I think I may have a plan to deal with these _burárum_ spammers.

I created a new "New User" group. The only forum this group can interact with is the New Member fora. That way, we can determine what kind of member they'll be. If the new member turns out to be evil and pollutes the site with spam, then it will be contained and easily dealt with.

After 3 days, "New Users" will be promoted to the Registered User class, and thus have access to the rest of the site. Most spammers won't be so happy to wait 3 days to spam the site.

Another idea I'm thinking about is only allowing new registrations one day per week. Many sites such as ours are limited the times that people can register. A sign of the times. That's just a thought for now ... we'll see how this new arrangement works out first.


----------



## Ithrynluin (Oct 1, 2008)

Seems pretty clever, D. I think it might just work.

And burarum - haha.


----------



## Ingwë (Oct 2, 2008)

The idea about a new user group is better - otherwise we could lose some members, because they might forget to come back and register.


----------



## chrysophalax (Oct 2, 2008)

I agree. I think the second option could be considered very off-putting.


----------



## David Pence (Nov 3, 2008)

Okay ... I've switched to reCAPTCHA as an improved 'human verification' option. I also added a 'Test Question' to the registration forum. It must be answered correctly or the form won't complete. This question can be updated whenever, so if someone comes up with a good one, let me know.


----------



## Firawyn (Nov 4, 2008)

chrysophalax said:


> I agree. I think the second option could be considered very off-putting.



I agree with that wholeheartedly.


----------



## Prince of Cats (Nov 5, 2008)

dapence said:


> I also added a 'Test Question' to the registration forum. It must be answered correctly or the form won't complete.
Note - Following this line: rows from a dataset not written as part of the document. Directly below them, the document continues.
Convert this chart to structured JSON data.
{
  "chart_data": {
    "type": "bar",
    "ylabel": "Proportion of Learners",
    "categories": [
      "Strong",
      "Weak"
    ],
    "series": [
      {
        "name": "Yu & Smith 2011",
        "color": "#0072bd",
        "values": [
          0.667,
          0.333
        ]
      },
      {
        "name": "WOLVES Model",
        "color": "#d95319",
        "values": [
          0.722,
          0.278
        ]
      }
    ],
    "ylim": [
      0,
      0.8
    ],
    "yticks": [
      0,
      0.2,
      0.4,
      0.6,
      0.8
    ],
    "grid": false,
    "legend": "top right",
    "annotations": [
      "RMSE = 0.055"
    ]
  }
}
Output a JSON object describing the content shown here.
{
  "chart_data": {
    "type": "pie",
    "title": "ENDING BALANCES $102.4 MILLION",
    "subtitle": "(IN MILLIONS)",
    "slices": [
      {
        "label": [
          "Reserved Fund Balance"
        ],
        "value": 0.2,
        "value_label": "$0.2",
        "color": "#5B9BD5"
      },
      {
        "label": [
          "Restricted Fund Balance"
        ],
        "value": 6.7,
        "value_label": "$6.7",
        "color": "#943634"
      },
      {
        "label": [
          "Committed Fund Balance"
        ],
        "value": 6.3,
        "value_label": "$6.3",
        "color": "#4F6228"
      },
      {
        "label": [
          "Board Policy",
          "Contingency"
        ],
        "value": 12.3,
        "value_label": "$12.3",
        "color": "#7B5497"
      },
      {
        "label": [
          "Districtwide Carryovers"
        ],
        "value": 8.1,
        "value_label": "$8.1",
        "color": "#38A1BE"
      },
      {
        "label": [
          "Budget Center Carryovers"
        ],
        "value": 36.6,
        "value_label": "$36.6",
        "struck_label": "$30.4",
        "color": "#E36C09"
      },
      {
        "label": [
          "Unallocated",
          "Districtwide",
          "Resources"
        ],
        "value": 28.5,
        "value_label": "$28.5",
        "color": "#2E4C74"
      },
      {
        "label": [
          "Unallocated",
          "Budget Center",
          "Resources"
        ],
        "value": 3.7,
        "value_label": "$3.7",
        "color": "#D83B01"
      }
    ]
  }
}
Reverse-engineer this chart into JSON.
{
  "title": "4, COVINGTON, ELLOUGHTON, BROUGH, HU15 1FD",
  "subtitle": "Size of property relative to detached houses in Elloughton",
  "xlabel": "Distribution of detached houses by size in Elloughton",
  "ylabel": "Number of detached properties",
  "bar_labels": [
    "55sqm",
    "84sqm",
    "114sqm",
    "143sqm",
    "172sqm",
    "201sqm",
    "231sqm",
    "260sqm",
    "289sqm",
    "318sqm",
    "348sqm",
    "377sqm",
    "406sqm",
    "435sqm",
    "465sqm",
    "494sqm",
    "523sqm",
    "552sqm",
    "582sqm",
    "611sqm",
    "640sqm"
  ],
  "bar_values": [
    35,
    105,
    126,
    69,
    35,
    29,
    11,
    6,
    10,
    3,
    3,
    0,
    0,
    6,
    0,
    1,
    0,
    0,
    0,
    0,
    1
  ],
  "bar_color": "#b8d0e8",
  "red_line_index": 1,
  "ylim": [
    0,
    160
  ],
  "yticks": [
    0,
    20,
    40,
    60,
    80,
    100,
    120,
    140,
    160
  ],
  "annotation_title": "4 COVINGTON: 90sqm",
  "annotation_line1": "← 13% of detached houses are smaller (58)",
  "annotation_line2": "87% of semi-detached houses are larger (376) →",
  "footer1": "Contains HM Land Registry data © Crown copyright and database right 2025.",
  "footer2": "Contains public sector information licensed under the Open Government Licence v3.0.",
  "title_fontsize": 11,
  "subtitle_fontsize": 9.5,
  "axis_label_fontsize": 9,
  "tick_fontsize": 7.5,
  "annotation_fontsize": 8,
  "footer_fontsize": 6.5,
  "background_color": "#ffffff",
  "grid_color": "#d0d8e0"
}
This question can be updated whenever, so if someone comes up with a good one, let me know.



What's the last name of the author this site concerns?  (Tolkien) - everyone should be able to answer that one


----------



## Firawyn (Nov 6, 2008)

Are these questions going to be rotated? Our just pick one and that one stays?

It would be hardly fair to make the question trivia like, because it's easy as pie to google answers.


----------



## Gilthoniel (Nov 6, 2008)

True. However, we don't wanna make it too hard, in case Hobbit movie lovers come along that know squat about the books, but want to discuss the movie and eventually get into Tolkien more..

Besides, I think it would be a very persevering spammer that would Google an answer and wait three days, before he could fill the place with his taint. As far as I know, they're not that dedicated to their art. I could, however, be very wrong.


----------